WASHINGTON, D.C.: Due to the spread of the Covid Delta variant, the United States will not lift the existing travel restrictions preventing foreigners from entering the country, the White House confirmed this week.
The decision was made during a White House meeting last Friday, and will continue to bar much of the world's population from the United States.
"Given where we are today ... with the Delta variant, we will maintain existing travel restrictions at this point," White House spokeswoman Jen Psaki said on Monday of this week. "Driven by the Delta variant, cases are rising here at home, particularly among those who are unvaccinated and appear likely to continue to increase in the weeks ahead."
The announcement put to an end any attempts to reopen the tourism sector in the United States.
Reports indicate that the nation's airlines have lobbied the White House to lift the restrictions. Industry observers believe the earliest a change in travel restrictions could come would be September.

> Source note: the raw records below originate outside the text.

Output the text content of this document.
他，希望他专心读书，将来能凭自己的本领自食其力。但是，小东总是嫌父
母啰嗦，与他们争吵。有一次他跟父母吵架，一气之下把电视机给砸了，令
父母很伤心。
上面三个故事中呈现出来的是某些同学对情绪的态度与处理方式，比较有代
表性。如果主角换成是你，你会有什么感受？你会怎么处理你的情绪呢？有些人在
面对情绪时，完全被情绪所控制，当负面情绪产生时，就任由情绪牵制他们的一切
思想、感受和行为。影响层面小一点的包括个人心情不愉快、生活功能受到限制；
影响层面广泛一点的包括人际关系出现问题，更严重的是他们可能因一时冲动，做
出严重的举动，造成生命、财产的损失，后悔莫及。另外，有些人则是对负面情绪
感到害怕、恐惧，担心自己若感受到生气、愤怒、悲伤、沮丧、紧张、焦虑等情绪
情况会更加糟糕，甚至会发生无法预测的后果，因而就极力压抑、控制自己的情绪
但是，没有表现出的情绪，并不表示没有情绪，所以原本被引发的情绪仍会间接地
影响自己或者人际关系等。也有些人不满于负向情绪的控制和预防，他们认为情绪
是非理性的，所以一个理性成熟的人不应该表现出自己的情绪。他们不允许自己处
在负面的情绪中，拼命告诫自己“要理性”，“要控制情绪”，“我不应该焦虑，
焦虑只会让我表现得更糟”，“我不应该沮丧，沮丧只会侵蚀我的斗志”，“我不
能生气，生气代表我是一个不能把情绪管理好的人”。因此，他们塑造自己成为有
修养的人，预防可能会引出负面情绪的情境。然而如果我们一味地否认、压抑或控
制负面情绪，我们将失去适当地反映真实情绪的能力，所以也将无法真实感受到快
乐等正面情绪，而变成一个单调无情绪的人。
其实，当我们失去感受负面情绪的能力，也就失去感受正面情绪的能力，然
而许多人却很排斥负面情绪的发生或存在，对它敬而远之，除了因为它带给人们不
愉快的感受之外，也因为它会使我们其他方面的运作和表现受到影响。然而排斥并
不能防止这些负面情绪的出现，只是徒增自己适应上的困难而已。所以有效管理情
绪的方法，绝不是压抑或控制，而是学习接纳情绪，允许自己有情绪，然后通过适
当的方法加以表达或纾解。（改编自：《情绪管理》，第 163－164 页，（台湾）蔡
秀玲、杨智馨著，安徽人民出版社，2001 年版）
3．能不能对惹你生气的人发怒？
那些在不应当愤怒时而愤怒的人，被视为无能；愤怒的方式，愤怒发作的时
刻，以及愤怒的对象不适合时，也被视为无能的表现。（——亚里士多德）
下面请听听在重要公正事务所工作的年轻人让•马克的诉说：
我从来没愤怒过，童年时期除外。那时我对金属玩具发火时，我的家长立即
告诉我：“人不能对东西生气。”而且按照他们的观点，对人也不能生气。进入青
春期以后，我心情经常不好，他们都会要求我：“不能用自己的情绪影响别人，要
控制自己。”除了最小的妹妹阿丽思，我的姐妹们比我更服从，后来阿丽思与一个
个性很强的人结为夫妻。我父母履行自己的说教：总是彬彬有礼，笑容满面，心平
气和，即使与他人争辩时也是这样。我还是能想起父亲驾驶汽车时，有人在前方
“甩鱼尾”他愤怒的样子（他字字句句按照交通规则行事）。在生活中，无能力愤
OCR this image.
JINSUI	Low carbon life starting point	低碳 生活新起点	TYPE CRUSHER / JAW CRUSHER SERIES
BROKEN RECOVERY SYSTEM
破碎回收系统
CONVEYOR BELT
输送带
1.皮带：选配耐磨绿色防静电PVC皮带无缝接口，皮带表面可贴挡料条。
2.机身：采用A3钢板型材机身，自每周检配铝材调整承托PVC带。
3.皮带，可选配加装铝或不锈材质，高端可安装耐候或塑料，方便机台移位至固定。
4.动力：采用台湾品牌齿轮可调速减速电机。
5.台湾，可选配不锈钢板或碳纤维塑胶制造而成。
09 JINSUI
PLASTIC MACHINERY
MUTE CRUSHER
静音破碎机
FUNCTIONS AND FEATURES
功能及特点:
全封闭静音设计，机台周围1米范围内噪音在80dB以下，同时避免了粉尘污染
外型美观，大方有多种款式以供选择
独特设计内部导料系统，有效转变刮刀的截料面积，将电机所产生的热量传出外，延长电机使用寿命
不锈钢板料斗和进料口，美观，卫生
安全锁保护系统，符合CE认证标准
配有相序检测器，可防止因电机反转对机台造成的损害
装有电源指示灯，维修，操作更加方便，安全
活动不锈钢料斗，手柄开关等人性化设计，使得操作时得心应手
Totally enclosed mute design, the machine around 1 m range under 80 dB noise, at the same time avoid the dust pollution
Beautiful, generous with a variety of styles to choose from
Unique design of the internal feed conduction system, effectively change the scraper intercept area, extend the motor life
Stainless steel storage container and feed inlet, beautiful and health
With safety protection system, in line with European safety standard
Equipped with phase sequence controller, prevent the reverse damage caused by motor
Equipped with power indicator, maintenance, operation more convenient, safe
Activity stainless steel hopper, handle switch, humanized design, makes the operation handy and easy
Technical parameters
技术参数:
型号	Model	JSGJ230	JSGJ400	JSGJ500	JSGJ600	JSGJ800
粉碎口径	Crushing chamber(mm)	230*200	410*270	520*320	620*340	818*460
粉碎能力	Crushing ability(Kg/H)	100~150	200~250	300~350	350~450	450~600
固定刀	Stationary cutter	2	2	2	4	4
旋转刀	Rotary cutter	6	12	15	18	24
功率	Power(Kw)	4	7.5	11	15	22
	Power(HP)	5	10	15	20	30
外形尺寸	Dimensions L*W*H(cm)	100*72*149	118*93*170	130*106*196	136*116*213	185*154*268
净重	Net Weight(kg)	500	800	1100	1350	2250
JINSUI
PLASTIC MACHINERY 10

The United States currently bars non-U.S. citizens who have been in the United Kingdom within the past 14 days, the 26 Schengen nations in Europe without internal border controls, or travelers who have been in Ireland, China, India, South Africa, Iran and Brazil.
U.S. travel restrictions were begun in January 2020 after residents of China were barred entry due to the spread of COVID-19. India was added to the list in May.
Last week, the U.S. said U.S. land borders with Canada and Mexico would remain closed to nonessential travel until at least August 21. Canada, however, is to allow fully vaccinated American tourists into the country starting August 9.
Meanwhile, Reuters has reported that the White House was discussing requiring COVID-19 vaccines for international visitors, but no decisions have been made.